Thousands of homes remain threatened by at least four major southern California wildfires that have prompted the evacuation of about 200,000 people and destroyed at least 150 homes and buildings, a figure that is expected to get far bigger as firefighters are able to assess losses.

California fires
Firefighters monitor a section of the Thomas Fire along the 101 freeway, north of Ventura Mario Tama/Getty Images

Hundreds of homes across the LA metropolitan area and beyond are feared to have been destroyed since Monday, but firefighters are only slowly managing to make their way into some of the hard-hit areas for an accurate count.

From the beachside city of Ventura, where rows of homes were levelled, to the rugged foothills north of Los Angeles, where more than two dozen horses died at a boarding stable, to Bel-Air, where the rich and famous have sweeping views of LA below, fierce Santa Ana winds sweeping in from the desert fanned the flames and fears.

A key stretch of a major freeway was intermittently closed on Thursday (7 December) as flames from the largest and most destructive wildfire jumped lanes and churned toward coastal and mountain communities northwest of Los Angeles. Officials closed US 101 for more than a dozen miles along the coast, cutting off a major route between Ventura and Santa Barbara counties as fire charred heavy brush along lanes.

The latest photos from southern California look almost like something out of a post-apocalyptic movie, with deserted highways under orange skies.

Evacuation orders were issued for Santa Barbara County as the destructive wildfire steadily marches west and northwest.

Wild winds could easily make new fires explode, as one did on Wednesday in Los Angeles' exclusive Bel-Air section, where a fire consumed multimillion-dollar houses that give the rich and famous sweeping views of Los Angeles. Flames burned a wine storage shed at media mogul Rupert Murdoch's 16-acre (6.5-hectare) Moraga Vineyards estate and appeared to have damaged about 7 acres (2.8 hectares) of vines, a spokeswoman said.

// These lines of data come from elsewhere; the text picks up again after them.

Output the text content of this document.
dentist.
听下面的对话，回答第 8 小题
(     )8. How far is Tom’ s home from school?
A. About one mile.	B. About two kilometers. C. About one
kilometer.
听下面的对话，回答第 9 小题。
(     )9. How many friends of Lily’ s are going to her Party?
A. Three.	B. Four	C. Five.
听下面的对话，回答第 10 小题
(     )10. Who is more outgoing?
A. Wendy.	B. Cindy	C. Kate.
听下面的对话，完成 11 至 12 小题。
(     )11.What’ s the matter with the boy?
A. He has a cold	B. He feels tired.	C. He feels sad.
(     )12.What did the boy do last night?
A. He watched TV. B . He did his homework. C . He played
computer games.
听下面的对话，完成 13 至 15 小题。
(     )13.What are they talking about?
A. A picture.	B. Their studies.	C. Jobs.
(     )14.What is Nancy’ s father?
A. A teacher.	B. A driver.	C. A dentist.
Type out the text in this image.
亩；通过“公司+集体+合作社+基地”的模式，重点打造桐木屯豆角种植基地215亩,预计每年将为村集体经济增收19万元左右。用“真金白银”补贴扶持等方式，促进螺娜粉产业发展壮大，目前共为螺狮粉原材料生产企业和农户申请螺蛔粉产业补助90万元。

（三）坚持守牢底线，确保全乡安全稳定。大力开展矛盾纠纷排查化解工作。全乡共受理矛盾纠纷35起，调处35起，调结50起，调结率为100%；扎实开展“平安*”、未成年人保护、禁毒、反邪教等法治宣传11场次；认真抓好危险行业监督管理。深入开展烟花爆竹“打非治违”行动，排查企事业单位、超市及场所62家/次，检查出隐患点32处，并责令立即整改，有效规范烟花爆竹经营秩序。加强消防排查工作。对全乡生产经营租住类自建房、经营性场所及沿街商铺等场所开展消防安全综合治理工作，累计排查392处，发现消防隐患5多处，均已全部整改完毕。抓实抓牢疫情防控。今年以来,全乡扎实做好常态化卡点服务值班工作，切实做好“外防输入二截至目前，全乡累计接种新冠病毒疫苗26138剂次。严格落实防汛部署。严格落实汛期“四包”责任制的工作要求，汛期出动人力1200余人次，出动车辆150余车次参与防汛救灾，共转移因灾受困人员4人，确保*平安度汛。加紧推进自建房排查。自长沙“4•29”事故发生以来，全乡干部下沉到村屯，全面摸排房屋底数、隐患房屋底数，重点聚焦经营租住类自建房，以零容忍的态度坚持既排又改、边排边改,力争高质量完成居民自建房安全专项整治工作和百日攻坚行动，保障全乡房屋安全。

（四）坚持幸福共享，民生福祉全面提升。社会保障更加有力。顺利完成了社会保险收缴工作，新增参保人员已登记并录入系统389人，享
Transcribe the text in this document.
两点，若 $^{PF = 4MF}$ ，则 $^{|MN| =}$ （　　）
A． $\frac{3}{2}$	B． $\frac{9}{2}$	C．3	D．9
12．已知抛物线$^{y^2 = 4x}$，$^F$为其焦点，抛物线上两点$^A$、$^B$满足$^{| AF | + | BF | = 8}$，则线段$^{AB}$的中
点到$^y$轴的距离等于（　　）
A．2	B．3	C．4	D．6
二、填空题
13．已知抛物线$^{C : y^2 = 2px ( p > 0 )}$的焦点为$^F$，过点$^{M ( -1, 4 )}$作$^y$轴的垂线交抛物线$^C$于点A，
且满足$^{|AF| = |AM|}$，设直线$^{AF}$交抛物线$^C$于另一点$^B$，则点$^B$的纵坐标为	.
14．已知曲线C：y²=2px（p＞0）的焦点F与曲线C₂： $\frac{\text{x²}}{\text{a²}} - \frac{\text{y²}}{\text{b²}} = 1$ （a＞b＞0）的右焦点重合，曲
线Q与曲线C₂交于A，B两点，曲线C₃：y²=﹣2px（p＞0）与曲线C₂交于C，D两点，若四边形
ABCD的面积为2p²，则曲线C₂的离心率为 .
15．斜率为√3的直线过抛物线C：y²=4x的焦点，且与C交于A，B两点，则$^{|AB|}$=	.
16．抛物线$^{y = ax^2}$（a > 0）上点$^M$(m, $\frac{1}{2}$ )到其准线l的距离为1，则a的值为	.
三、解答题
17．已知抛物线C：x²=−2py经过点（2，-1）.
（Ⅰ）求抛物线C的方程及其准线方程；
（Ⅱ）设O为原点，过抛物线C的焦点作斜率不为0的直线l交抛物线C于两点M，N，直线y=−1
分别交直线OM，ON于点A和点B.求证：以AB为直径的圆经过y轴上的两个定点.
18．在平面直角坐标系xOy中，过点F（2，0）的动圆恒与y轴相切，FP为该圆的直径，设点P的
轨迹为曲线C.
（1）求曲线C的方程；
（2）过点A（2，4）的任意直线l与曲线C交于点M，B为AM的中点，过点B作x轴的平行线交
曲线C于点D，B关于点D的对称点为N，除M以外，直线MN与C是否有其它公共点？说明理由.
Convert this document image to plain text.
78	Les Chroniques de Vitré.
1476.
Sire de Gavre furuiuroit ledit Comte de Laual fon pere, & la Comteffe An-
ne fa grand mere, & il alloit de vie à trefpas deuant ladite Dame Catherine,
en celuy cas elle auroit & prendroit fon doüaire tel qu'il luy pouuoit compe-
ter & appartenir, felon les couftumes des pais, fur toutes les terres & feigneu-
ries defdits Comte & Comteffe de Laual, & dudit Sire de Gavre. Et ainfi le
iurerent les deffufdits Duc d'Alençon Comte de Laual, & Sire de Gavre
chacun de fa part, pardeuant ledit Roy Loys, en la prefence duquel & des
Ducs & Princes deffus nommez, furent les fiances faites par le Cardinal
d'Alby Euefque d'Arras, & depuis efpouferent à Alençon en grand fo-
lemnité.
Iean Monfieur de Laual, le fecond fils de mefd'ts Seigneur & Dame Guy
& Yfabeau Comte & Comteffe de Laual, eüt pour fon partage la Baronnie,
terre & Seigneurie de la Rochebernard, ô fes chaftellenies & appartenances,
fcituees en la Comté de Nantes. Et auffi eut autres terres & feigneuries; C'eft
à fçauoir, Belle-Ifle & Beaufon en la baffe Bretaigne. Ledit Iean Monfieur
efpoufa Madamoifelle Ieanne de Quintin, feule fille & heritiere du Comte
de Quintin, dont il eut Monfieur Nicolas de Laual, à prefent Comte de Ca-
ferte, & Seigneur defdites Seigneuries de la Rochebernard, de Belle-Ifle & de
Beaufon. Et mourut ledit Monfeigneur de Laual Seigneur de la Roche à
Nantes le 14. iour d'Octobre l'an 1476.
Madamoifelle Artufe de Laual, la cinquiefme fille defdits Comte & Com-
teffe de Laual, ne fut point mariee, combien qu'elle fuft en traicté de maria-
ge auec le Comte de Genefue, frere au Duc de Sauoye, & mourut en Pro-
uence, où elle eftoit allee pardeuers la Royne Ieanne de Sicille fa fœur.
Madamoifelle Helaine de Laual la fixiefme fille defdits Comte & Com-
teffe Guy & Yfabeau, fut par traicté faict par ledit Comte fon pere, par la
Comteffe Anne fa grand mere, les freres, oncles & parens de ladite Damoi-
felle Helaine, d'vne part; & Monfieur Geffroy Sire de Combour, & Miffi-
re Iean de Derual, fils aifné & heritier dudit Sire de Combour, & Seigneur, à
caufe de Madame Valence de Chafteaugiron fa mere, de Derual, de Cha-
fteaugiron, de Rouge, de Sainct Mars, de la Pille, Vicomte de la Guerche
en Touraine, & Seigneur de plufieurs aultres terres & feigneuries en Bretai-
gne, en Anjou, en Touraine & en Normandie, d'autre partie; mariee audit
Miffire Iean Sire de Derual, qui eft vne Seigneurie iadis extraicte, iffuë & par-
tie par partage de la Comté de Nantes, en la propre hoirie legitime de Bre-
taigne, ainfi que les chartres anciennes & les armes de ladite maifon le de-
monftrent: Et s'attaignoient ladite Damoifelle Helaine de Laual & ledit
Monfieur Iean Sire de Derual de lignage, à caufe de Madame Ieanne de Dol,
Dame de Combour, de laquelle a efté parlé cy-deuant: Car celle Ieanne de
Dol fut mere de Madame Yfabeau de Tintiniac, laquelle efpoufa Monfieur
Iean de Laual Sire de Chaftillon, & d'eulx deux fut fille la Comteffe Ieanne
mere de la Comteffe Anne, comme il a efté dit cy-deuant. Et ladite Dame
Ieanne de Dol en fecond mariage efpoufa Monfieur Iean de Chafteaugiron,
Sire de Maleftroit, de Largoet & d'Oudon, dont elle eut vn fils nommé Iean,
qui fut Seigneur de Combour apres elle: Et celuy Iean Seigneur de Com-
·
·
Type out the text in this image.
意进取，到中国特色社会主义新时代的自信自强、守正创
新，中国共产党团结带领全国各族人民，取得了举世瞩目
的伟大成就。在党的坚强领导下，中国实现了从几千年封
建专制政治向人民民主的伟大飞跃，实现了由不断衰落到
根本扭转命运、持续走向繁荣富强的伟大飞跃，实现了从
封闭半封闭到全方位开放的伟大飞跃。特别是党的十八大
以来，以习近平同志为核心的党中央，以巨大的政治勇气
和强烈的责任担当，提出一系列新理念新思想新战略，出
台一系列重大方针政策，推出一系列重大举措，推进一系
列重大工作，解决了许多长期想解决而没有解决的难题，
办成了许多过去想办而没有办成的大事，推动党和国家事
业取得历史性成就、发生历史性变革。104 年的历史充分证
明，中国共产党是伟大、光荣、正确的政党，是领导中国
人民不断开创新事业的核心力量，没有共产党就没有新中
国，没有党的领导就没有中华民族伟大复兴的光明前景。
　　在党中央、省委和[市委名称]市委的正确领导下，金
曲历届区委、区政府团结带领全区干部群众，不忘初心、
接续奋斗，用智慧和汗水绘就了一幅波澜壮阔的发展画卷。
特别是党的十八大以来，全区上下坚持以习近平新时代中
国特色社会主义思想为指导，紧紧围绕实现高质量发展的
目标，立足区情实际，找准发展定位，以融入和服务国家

In what may have been an early sign of the 140-square-mile fire getting new life, several thousand new evacuations were ordered on Wednesday night in Ojai, a town of artists and resorts. The blaze had been creeping there already, but an increase in winds pushed it close enough for many more to flee. However, calmer overnight winds on Thursday helped crews protect town, where most of the 7,000 residents are under evacuation orders.

Local residents received a bit of good news on Thursday as the National Weather Service said a more favourable wind forecast still calls for potentially dangerous gusts, but ones not likely not to approach historic levels they'd feared.